The prognostic factors of myxoid liposarcoma discussed in the previous studies are summarized in Table 1.14,16,18,19 Kilpatrick et al have studied the clinicopathological features of 95 patients of myxoid/round cell liposarcoma.18 They showed that the percentage of round cell differentiation (>25% ), spontaneous tumor necrosis, and an age older than 45 years were all significantly associated with poor survival (Table 1). Another study by Fiore et al showed associations between the presence of a 5% round cell component and a greater risk of metastasis or death (hazard ratio 2.98, 95% confidence interval 1.62–5.48, P=0.0005; hazard ratio 1.65, 95% confidence interval 0.92–2.97, P=0.0940, respectively).16 Follow-up was required in the present case, as the round cell component was approximately 5% and the patient was over 45 years of age.

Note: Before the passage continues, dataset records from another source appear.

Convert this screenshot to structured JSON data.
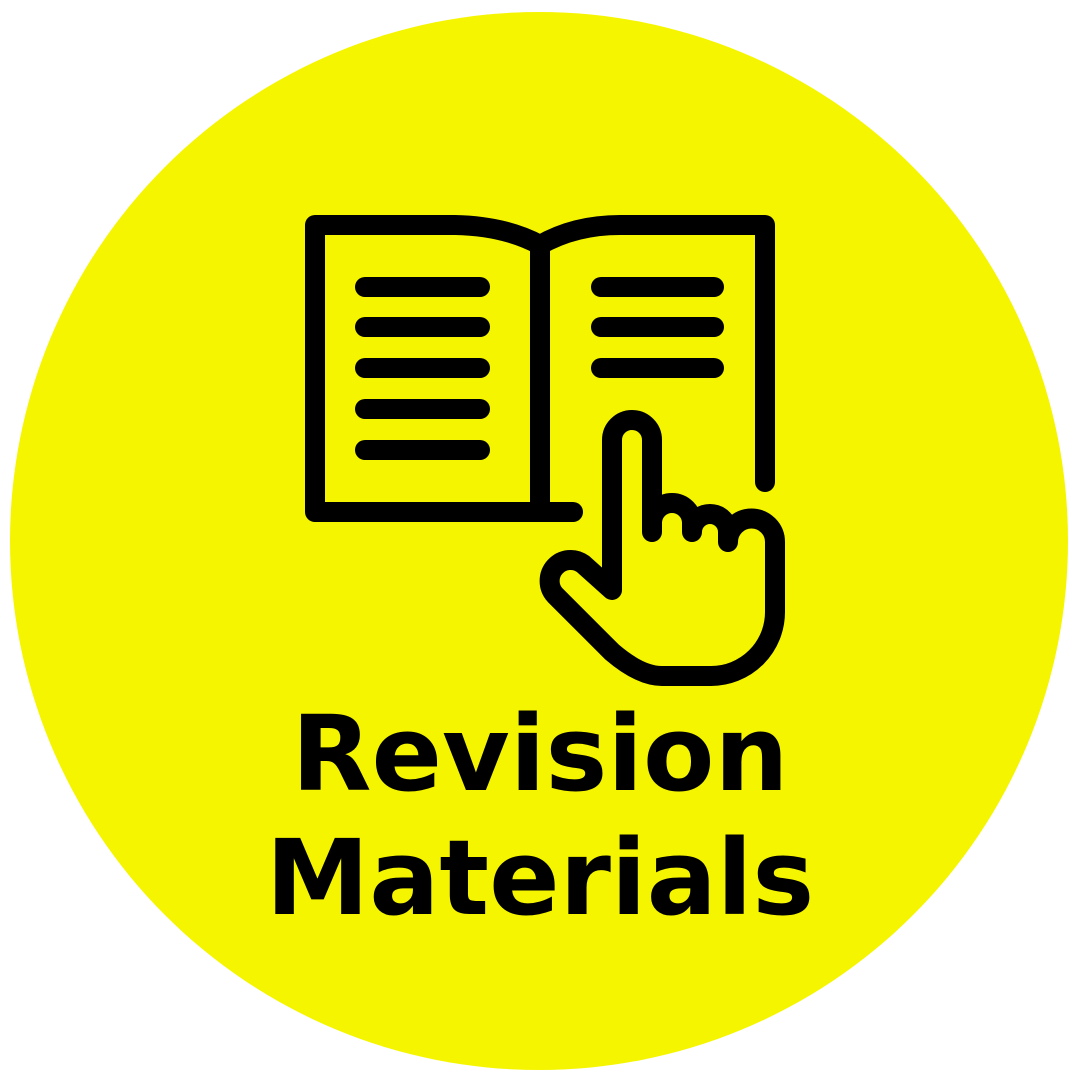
{
  "badge": {
    "title_line1": "Revision",
    "title_line2": "Materials",
    "icon": "book-with-pointing-hand-icon",
    "colors": {
      "background": "#f5f500",
      "foreground": "#000000"
    }
  }
}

Table 1 Prognostic factors for myxoid liposarcoma
Abbreviations: DSS, disease-specific survival; ND, not determined; NS, not significant.

Our case was a relatively rare occurrence of myxoid liposarcoma in the adult foot. Tumors in the foot can be limb threatening, and depending on the prognostic factors necessitate close follow-up for some patients. In the present case, a preoperative diagnosis was successfully achieved using FNAC, suggesting that this procedure is a helpful tool in cases of myxoid liposarcoma.


The authors report no conflicts of interest in this work.